Scores of 580 to 669 are categorized as “Fair.” You may be turned down by traditional lenders or offered less favorable terms than you’d like. You should still be able to secure financing, however, although there may be limits to how much you can borrow. Expect lenders to push for collateral or co-signers.
Scores of 670 to 739 land you in “Good.” You are officially “average” in the most American sense of the word. You have loan options aplenty – you may even be getting more offers in the mail every day than you even bother to open. Don’t let your access to financing almost anywhere make you careless, however, and don’t assume terms must be pretty much the same wherever you go. They’re so very not.

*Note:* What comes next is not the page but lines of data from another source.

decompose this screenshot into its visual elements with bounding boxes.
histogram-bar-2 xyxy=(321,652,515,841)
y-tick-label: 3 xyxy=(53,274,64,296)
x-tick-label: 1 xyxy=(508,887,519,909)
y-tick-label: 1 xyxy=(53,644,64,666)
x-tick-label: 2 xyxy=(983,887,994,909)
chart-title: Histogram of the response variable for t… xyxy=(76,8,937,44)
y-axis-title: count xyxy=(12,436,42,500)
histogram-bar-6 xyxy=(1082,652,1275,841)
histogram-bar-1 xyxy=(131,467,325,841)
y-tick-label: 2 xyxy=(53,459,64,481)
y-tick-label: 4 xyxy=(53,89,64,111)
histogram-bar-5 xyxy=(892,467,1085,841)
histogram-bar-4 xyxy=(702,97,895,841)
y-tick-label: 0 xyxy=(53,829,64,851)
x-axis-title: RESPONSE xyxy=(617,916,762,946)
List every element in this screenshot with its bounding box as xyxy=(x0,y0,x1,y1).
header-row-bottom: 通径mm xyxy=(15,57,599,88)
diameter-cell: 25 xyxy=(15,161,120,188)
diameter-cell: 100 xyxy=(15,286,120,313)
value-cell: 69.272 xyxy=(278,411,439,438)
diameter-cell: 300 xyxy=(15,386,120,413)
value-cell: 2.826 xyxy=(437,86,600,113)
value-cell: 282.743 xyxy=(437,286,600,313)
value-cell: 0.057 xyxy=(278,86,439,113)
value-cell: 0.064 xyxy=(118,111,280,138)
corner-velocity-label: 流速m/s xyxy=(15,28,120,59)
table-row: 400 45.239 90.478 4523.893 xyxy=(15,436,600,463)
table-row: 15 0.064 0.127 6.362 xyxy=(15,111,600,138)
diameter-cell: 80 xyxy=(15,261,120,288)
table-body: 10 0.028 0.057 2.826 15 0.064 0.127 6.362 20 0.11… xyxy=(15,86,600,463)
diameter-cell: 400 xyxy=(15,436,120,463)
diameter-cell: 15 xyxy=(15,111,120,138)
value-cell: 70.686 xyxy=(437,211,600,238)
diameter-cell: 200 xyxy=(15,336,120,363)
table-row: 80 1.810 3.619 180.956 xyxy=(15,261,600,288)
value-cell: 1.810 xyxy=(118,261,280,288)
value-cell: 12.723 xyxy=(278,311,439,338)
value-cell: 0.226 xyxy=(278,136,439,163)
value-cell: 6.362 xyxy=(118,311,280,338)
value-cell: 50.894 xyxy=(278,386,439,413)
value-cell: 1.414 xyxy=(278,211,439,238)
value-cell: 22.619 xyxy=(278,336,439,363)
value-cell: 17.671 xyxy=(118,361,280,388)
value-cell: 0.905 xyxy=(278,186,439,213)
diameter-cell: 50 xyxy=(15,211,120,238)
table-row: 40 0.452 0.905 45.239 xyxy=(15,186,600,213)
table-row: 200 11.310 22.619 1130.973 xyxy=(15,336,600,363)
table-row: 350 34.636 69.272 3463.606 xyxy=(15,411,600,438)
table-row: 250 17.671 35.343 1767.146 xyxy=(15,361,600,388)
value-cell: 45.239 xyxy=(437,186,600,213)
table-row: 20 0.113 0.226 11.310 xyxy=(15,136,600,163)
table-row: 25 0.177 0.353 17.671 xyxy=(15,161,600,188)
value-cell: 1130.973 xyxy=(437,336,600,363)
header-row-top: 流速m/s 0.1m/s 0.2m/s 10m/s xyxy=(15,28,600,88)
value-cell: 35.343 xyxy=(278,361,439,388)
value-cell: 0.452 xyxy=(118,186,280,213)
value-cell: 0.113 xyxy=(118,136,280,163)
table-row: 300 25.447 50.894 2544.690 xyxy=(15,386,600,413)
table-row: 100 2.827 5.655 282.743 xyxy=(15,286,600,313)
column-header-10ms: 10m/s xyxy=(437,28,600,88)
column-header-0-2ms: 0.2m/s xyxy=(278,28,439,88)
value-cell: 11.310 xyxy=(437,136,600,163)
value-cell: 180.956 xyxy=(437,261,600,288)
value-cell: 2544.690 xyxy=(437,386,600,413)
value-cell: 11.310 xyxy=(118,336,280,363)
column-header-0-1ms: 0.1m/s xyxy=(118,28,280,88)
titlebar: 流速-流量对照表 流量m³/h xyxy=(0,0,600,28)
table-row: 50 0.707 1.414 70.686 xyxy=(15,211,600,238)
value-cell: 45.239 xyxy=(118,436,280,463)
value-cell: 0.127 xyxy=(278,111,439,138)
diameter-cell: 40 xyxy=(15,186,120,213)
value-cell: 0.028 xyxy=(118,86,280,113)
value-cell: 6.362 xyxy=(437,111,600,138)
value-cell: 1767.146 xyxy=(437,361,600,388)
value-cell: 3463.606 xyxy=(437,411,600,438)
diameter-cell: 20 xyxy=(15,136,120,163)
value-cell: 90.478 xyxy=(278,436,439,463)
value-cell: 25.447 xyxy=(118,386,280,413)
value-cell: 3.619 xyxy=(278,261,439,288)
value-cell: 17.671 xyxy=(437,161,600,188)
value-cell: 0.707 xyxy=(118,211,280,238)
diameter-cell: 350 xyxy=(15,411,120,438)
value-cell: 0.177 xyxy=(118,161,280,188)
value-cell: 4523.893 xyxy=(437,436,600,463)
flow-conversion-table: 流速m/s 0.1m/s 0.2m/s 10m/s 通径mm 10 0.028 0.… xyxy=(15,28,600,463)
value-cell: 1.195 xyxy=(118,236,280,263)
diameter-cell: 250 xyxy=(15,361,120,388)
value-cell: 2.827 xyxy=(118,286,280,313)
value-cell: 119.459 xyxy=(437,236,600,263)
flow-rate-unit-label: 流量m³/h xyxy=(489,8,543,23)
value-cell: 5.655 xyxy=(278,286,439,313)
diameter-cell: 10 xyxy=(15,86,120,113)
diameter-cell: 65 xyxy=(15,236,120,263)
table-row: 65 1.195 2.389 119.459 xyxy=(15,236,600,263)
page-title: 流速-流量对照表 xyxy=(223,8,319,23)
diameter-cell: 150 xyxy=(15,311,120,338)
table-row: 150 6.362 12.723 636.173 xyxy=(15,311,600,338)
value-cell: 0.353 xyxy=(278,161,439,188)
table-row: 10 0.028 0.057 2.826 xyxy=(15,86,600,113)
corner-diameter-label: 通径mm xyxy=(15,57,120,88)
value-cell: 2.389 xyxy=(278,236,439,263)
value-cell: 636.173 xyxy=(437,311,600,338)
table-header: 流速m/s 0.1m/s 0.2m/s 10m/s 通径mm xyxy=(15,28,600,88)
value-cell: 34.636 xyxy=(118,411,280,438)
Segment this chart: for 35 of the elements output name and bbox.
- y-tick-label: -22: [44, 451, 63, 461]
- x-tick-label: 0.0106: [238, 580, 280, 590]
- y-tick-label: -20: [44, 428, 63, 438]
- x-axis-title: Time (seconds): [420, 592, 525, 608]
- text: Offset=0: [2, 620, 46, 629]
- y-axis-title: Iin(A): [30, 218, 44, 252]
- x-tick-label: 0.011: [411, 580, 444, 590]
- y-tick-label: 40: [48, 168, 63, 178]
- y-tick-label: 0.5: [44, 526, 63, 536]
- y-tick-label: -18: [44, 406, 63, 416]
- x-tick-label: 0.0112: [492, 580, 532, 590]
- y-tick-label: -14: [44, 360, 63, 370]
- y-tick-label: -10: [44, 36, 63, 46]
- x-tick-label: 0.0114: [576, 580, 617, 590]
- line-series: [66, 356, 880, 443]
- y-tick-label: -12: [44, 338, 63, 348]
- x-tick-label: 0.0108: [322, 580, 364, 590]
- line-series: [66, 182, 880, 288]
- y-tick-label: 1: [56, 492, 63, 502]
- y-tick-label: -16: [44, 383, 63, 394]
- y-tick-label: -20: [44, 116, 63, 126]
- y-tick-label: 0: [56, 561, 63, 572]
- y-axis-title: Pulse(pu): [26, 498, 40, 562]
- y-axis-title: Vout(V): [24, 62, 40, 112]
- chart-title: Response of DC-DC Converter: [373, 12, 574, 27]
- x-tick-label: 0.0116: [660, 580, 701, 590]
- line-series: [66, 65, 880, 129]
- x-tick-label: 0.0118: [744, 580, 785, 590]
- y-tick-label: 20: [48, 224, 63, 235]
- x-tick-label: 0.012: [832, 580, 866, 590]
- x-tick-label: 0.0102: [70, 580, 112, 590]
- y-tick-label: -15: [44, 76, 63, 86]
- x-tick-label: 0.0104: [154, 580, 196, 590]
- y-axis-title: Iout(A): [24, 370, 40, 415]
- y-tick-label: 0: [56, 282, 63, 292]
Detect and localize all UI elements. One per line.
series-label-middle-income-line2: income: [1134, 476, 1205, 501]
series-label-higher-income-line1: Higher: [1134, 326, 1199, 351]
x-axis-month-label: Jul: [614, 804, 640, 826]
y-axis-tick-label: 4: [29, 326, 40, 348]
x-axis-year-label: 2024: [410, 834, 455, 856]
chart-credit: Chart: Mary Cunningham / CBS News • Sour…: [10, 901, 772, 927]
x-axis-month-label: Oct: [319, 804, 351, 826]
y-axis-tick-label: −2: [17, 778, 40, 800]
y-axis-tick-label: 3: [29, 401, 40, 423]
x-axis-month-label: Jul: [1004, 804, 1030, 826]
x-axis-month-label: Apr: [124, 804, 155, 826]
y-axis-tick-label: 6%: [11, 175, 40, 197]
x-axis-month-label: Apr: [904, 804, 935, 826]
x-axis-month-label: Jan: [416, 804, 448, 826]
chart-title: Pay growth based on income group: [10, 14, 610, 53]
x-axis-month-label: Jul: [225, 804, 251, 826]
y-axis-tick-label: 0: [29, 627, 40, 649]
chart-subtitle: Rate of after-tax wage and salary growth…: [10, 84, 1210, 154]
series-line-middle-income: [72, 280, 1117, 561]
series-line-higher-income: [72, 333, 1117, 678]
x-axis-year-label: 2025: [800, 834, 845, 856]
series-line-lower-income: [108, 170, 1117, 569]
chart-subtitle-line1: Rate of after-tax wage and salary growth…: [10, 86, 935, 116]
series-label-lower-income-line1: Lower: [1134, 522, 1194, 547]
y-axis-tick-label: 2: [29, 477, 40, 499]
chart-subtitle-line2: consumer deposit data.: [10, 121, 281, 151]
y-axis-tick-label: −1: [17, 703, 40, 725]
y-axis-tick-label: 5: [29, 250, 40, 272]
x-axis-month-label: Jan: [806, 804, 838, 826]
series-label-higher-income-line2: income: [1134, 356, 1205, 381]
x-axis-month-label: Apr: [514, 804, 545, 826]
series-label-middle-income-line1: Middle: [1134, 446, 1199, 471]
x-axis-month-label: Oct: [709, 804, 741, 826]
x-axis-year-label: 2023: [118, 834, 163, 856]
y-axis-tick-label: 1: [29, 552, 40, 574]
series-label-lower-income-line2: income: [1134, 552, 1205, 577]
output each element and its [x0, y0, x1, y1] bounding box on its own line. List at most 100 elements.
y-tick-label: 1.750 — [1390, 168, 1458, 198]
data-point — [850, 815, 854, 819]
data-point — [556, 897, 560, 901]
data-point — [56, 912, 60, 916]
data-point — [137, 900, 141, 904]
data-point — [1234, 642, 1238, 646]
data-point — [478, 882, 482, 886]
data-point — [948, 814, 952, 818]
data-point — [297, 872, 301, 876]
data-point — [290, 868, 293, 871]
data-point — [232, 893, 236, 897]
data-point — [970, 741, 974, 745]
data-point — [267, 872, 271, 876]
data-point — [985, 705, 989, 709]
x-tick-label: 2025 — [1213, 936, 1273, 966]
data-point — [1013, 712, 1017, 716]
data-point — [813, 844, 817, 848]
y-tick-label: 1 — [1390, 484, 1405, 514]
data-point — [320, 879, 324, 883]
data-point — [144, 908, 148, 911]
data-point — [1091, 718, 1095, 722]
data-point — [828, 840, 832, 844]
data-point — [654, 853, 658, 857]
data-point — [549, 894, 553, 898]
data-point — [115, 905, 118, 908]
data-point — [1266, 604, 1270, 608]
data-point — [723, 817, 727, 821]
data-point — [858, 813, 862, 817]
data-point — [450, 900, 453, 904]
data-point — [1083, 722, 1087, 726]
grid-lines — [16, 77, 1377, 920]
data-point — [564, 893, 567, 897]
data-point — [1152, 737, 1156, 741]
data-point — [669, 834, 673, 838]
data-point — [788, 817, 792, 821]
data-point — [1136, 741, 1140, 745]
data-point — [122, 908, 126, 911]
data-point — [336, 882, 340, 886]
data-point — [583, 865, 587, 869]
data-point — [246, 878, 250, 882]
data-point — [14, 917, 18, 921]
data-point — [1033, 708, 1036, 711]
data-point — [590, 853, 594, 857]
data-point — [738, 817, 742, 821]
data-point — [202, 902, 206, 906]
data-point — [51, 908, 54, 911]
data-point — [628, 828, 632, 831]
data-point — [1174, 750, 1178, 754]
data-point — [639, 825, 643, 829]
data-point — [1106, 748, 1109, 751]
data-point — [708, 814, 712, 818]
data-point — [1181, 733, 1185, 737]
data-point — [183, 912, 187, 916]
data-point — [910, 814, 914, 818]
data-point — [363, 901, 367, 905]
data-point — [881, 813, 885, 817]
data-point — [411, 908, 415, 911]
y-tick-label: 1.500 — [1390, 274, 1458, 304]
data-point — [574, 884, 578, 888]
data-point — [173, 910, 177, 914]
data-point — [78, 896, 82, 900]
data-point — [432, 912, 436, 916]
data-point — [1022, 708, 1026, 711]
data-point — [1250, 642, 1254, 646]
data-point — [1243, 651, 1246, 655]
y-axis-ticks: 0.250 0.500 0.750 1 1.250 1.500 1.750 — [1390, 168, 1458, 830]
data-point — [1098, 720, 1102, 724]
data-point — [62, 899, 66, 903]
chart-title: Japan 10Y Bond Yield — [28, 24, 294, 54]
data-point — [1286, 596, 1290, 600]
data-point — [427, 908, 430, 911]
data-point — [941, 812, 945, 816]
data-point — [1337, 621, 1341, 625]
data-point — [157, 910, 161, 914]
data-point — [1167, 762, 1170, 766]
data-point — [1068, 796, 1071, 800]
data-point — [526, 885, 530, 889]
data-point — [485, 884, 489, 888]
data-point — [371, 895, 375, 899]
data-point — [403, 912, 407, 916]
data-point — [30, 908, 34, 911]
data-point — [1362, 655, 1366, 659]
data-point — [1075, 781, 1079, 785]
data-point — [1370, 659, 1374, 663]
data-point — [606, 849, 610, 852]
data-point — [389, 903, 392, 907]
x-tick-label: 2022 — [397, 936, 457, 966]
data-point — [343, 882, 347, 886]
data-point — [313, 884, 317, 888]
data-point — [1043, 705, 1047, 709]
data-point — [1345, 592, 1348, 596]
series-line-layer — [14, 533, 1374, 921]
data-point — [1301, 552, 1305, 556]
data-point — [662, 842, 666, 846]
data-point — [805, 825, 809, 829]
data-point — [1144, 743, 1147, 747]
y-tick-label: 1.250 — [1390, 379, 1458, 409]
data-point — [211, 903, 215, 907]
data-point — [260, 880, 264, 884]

As you might have guessed, we’re partial to some of the more competitive and creative online options.
Scores of 740 to 799 count as “Very Good,” and we might as well go ahead and throw in “Excellent” for scores from 800 to 850. Banks and credit unions will tremble and drool a bit whenever you approach, and you can probably heat your home for the winter just by burning the unsolicited offers you receive in the mail on an almost daily basis. As with the other categories, though, don’t get careless. You can afford to be picky.
No matter what your score, it rarely stays the same for long. Every fiscal decision you make nudges it up or down, directly or indirectly. It takes a while to raise a low score, but not always as long as you think. That’s important, because it means you can always improve your score and that the best time to start is always NOW.
It’s also worth remembering that you are not your score. It’s a prediction of creditworthiness, not a mystical evaluation of you as a person. It’s an important number, and there are advantages to having a higher number and headaches that come from a lower one. But in the end it’s still just a number.
Conclusion
You can’t control unemployment in your state or average credit scores in your region. But here’s the good news – when economists and sociologists examine these statistics and try to answer the question of why one state’s average credit score is this while another’s is that, the factors they’re able to identify are all things in your control.
You can keep a low credit utilization ratio. You can use a budget to make sure you pay your bills on time. You can build or rebuild your credit as well as anyone, no matter where you live or how much money you make.
Looking at scores by state is interesting, although it sparks more questions than answers. But your credit score isn’t determined by your state – it’s determined by you. It may not be quick or easy to strengthen it, but it doesn’t have to be as hard as it might sound. And you don’t have to do it alone.
Before you know it, your credit can be in a much better “state.”